Space limitations prevent a fuller list. Suffice it to say, he already clinched the Keith Olbermann Worse and Worst – both –Person in the World bauble.
It’s may be premature, but he is also a leading candidate to unseat James Buchanan as the dumbest president in our history.
And now the last blow to the man’s reputation is rounding the corner, coming down the tunnel with the lights blazing: losing a fraudulent election, a fraud, a sham, a hoax organized by the left wing fascist radical anarchist agitator looter Democrats to make him look bad.
He knew it was not going to be an honest election, which he defines as one that he wins.

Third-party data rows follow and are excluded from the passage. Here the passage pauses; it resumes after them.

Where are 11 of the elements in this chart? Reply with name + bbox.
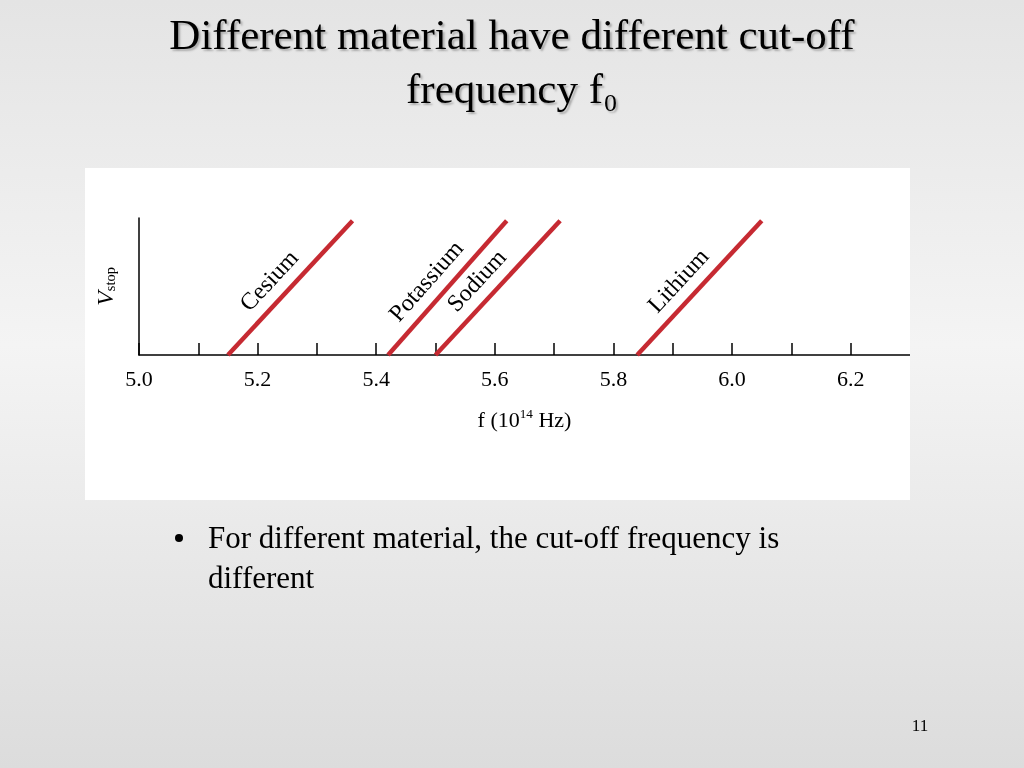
y-axis-title: Vstop: [92, 267, 118, 306]
x-tick-label: 5.8: [599, 365, 628, 391]
text: 11: [910, 716, 930, 736]
x-tick-label: 5.6: [481, 365, 509, 391]
x-tick-label: 5.0: [125, 365, 153, 391]
chart-title: Different material have different cut-off frequency f₀: [168, 10, 856, 114]
x-tick-label: 5.2: [243, 365, 272, 391]
text: For different material, the cut-off frequency is different: [208, 519, 781, 597]
x-tick-label: 5.4: [362, 365, 390, 391]
x-tick-label: 6.0: [718, 365, 746, 391]
x-tick-label: 6.2: [836, 365, 865, 391]
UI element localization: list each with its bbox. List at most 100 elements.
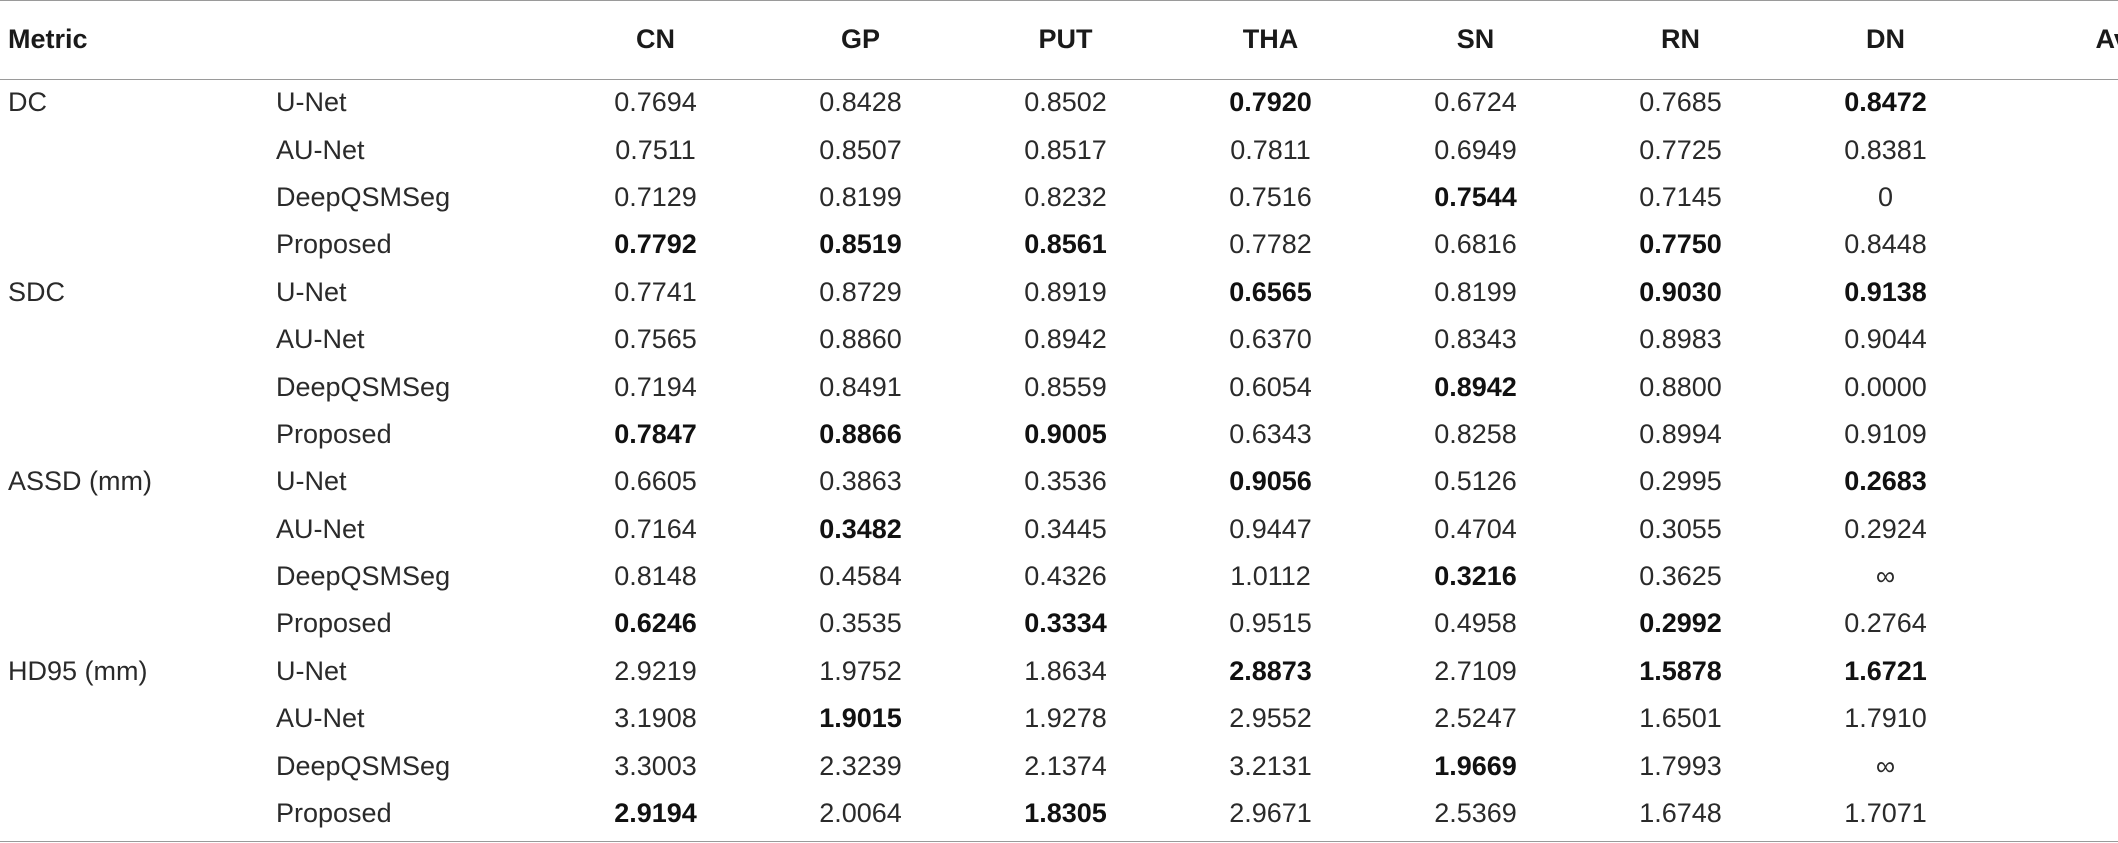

All of this is what happens, in my opinion as a leading Republican strategist and the Pundit of the Year, when you elect an inexperienced, incompetent, genius of a businessman and deal maker with only six bankruptcies to his name, a man who is a total idiot. It was something that could only happen in a democratic country ruled by 34.9 percent of the people, a minority better known as “the base,” not all of whom are also idiots. Some are morons, imbeciles, and cretins. This not to say there are not some nice people in the base.
President Donald’s greatest achievement of all might be that he has made it hard for a brainless idiot to run for president again.
As Kermit the frog, my favorite political analyst, put it, “ It isn’t easy being green.”